Der guten Ordnung halber: wir hören hier wohl „C“ von dieser Doppel-CD.

#4 – Zurück zum Tenor… #4 und ein noch tollerer Musiker als die drei bisherigen. Schöner Ton, mehr Luft, mehr Volumen, altmodischer, singender. Gefällt mir sehr gut! Aber da ist wieder das erwähnte „hippe“ Getrommel… passt hier aber besser ist intensiver (es mangelt aber auch hier an Überzeugungskraft und Wucht, ist mir zuwenig druckvoll). Das höre ich jetzt eher aus der David Murray oder David S. Ware Ecke, also nicht viel älter aber doch ein gänzlich anderer Background als die drei in #1 und #2.
Gegen Ende fastert das Stück aber etwas aus… das Geriffe in den letzten drei Minuten find ich recht öde… die Idee war wohl, an Sonny Rollins‘ endlosen Monologe anzuknüpfen, aber das fällt hier ziemlich flach aus… es klingt auch mal noch eine von Roland Kirks Lieblingsphrasen auf. Ein fahriger Schluss für ein rech tolles Stück.

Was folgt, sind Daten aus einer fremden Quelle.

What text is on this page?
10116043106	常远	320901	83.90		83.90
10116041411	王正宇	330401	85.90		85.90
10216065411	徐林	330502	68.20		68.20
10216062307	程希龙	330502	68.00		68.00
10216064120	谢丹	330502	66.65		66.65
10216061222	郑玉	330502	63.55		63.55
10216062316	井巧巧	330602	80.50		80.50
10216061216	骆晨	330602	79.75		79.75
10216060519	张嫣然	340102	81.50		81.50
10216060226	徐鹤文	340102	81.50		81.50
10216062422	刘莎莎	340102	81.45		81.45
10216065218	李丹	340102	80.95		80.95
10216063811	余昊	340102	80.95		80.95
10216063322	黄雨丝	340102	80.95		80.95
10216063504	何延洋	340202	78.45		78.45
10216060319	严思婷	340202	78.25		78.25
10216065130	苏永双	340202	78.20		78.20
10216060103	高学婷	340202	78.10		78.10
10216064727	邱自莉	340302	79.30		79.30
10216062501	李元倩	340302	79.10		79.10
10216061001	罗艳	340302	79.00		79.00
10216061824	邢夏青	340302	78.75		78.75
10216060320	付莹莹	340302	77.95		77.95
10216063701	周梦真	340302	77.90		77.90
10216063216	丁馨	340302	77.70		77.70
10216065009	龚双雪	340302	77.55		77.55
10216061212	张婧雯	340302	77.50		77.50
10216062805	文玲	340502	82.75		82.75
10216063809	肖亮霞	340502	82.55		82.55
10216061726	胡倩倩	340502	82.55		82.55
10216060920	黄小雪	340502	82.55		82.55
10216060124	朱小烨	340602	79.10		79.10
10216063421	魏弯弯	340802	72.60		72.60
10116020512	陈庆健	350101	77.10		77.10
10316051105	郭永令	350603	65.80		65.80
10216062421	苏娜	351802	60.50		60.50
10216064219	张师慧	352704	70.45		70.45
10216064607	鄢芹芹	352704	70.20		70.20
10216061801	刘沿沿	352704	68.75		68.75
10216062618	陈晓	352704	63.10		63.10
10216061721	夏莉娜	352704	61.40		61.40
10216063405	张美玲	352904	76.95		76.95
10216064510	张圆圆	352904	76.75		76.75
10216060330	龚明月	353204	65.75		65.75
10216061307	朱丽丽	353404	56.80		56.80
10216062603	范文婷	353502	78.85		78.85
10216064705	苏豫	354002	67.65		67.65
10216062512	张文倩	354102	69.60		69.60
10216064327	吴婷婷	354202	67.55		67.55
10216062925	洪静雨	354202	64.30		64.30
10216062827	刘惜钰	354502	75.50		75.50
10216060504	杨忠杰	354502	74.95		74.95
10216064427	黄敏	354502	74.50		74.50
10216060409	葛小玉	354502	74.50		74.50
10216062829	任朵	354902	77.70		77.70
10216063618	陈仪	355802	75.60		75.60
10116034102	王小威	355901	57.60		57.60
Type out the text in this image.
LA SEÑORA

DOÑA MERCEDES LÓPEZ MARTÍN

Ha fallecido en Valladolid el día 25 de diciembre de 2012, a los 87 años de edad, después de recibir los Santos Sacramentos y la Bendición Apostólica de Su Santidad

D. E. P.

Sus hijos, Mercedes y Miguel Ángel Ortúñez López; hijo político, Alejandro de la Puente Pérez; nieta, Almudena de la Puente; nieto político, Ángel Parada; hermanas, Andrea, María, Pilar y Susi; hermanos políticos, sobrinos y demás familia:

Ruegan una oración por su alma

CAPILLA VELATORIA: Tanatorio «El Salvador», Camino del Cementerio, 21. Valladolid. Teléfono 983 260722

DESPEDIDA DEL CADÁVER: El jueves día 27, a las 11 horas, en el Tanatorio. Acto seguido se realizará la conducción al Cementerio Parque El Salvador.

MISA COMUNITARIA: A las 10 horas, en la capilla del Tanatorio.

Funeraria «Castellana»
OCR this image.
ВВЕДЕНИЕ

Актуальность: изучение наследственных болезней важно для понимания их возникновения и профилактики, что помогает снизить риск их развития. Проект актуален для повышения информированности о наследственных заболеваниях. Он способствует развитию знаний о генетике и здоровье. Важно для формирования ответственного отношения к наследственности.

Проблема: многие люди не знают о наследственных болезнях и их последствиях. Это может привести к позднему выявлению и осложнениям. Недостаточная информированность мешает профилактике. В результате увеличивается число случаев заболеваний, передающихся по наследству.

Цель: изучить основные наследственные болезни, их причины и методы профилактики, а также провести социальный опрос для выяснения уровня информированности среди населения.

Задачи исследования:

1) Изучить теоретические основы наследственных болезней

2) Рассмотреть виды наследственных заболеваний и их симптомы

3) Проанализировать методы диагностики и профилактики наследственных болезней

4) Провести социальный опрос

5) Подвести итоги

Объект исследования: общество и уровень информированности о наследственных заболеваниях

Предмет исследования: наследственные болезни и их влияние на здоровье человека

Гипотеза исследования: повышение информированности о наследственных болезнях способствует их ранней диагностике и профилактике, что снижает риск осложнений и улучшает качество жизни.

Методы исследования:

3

Ist das William Parker am Bass? In seiner Sessionography nach möglichen Trio-Aufnahmen zu forschen erspar ich mir jetzt mal…

#5 – Trompete, Altsax, mehr dieser „hippen“ Drums… fängt sehr verhalten an, gefällt mir! Das Trompetensolo gefällt mir, schöner Ton, dahinter etwas zu aufdringlicher Bass. Muss ich gleich nochmal hören… das hier könnte auch das Quartett von William Parker sein, aufgrund der Besetzung (t/as/b/d – Hamid Drake würde da auch einigermassen passen, soweit ich ihn aus solchen Kontexten kenne). Dann wäre das Lewis Barnes, ein mir fast völlig unvertrauter Trompeter – sehr lyrisch!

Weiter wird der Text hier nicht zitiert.